Is smoked pork butt preferable? Yes. But time wise, it ain’t always feasible, and while this method ain’t smoked, it’ll eat. Pork butt’s a cheaper cut and one goes a long way. Here’s an instant pot recipe that’s relatively quick and tasty.

1. Buy a bone in butt-roast. Remove meat from the bone and cut into large chunks. Put a bit of a “rub” on the meat (garlic powder, paprika, cumin, salt, pepper, cayenne, and chili powder are what I use). Brown the meat with the sautée setting, then set aside.

2. With the pot still hot, add some water 1/2-1 cup, and do what fancy people call “deglazing,” and scrape the pot to get the potlikker goodies separated. Leave this liquid in then add your meat back. Close the lid and set the thing to sealing.

3. Pressure cook/manual for 80 minutes, and make sure the thing seals. The next step is to remove the meat from the instant pot into an oven safe dish.
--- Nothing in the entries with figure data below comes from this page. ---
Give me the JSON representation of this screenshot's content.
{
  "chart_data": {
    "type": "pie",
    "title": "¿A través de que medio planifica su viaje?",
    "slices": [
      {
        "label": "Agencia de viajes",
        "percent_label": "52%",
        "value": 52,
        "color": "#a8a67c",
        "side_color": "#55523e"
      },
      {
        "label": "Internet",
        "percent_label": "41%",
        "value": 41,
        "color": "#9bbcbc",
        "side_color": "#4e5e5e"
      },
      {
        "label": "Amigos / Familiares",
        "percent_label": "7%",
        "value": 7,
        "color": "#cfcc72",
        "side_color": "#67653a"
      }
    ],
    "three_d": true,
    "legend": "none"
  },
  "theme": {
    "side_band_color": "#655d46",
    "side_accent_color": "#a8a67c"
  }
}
Season the meat with whatever you’d like and set it under the broiler to crisp to the desire texture. Perhaps switching out sides a few times for even crisp.

4. Once crisped, you can add some juices back to the mixture and serve, or pack it up for your church lunch and evening fellowship meal, which I’m doing right now.

Reactions: Like 3 | Rejoicing 1


----------